There's now tons of different packages available to do statistical analysis of gene expression data to assess differential expression. Many of them, like mainstays such as edgeR and DESeq, carefully estimate variance parameters for individual genes/contigs (through various fancy means), then fit linear models and ultimately rank your genes/contigs by p-value (or similar). The subset of contigs you believe to be differentially expressed are those that survive some FDR moderation procedure.
Another way to look at it is as a classification problem: say we're given gene expression measurements from two conditions, then you could perform suitably regularized logistic regression - let's say with a LASSO/sparsity penalty on the coefficients - and then pull out the subset of genes/contigs with nonzero coefficients after optimizing the sparsity penalty through some procedure.
What is the reason to prefer one over the other? Are the two methods really conceptually equivalent but stem from different scientific communities?
Maybe I'm misunderstanding, but the second approach is not well-defined. If you have two conditions (even with replicates) and thousands of candidate predictors, there will be many correlated features. In the specific case of the LASSO, which particular correlated feature (gene) it pulls out and gives a nonzero weight is not consistent. In the larger classification case, you can imagine that there are many genes or sets of genes that almost fully indicate which condition a sample comes from, and deciding between them will not yield stable results in the presence of noise. In general, the coefficient values you get after such a classification problem don't satisfy the goals you would want (maybe a well-calibrated type I error rate for each gene decision under some hypothesis testing framework, etc.). There is recent work on addressing this (e.g. "A significance test for the lasso"), but it's not completely settled yet. All the magic will be in the "optimizing the sparsity penalty through some procedure" part, as you say, but it's not clear at all (at least to me) what that would look like.
So I guess to summarize, my opinion is that the methods are not conceptually equivalent.
Great answer, thank you.
As I understand you, there are two pointst: 1) The LASSO estimator is not consistent, and 2) The genes/features are not i.i.d., so even if it was consistent it would not yield a biologically meaningful answer.
In regards to 1), it was shown in 2008 that bootstrapping leads to consistency in the LASSO estimator: http://www.di.ens.fr/~fbach/fbach_bolasso_icml2008.pdf - though in the gene expression case, as you rightly point out, this doesn't mean a whole lot.
I am curious though, there are tons of papers on selecting e.g. cancer biomarkers from gene expression data via classification methods, are they all more or less invalid/misguided exactly because they don't intrinsically support the correlation structure of the genes?

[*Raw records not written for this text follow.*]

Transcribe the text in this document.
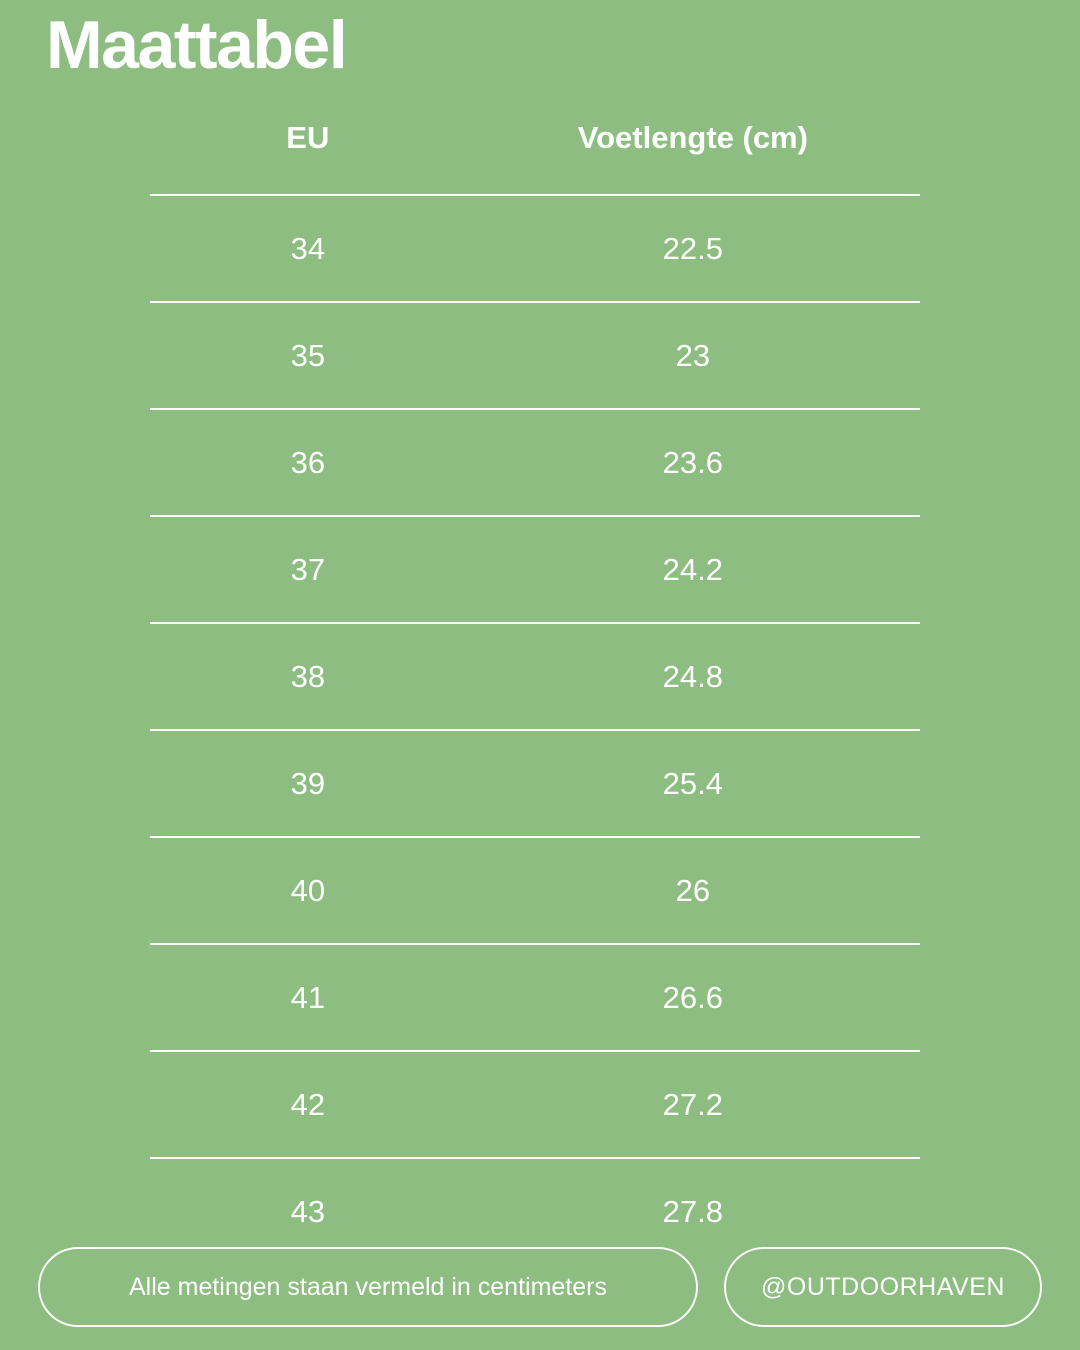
Maattabel
EU	Voetlengte (cm)
34	22.5
35	23
36	23.6
37	24.2
38	24.8
39	25.4
40	26
41	26.6
42	27.2
43	27.8
Alle metingen staan vermeld in centimeters	@OUTDOORHAVEN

Also, the problem of i.i.d. assumption violation seems to me to be relevant for the hypothesis testing methods as well, no? If you're testing all genes independently, even though you fancifully shrink their variance estimates towards each other, you will never have a perfectly well behaved test. But maybe I'm wrong?
I don't think the biomarker papers, as a class, are misguided... I think they just focus on a different problem. The question of predicting some sample label is well-posed, and you can tune and assess your accuracy through many different methods (cross validation, held-out sets, replication, etc.). I just think that attacking that problem through say a discriminative machine learning approach, then reverse engineering to get strong inferential statements about the particular features in the model, is not the best way to go. I suppose you can do it, like the bootstrapping paper you sent, or empirically determining (say) through permutation which regularization penalty corresponds to which FDR value. But overall this framework is not very natural, and is full of potential pitfalls.
A lot of the biomarker papers don't try to make strong statements about which genes are (or aren't) in their predictive model, but it's fine because their overall goal of sample prediction is rigorously evaluated. Here I'm thinking of the early AML/ALL tumor classification paper as an example, where they chose 50 genes to use as predictors and acknowledged that "[t]he choice to use 50 informative genes in the predictor was somewhat arbitrary."
For your final point, I don't have a good answer. I agree that the complicated variance shrinkage methods (across genes) introduce subtleties that are hard to model and guarantee the performance. I suppose here we may just have to fall back to the empirical tests that have been performed (or we can perform ourselves) that show that the final statistics are well calibrated.
does the second approach account for the possibility that no genes are differentially expressed?
Good question: intuitively, if the conditions have no separating hyperplane then the resulting classifier will have the same performance as random guessing. You can test this by drawing the Area Under the Curve of the Receiver Operating Characteristic; in the case of random guessing, the AUC is a straight line.
I'd guess that the latter method would miss things that the former wouldn't, since they're sort of targeted toward different goals. It'd be interesting to see a comparison, though.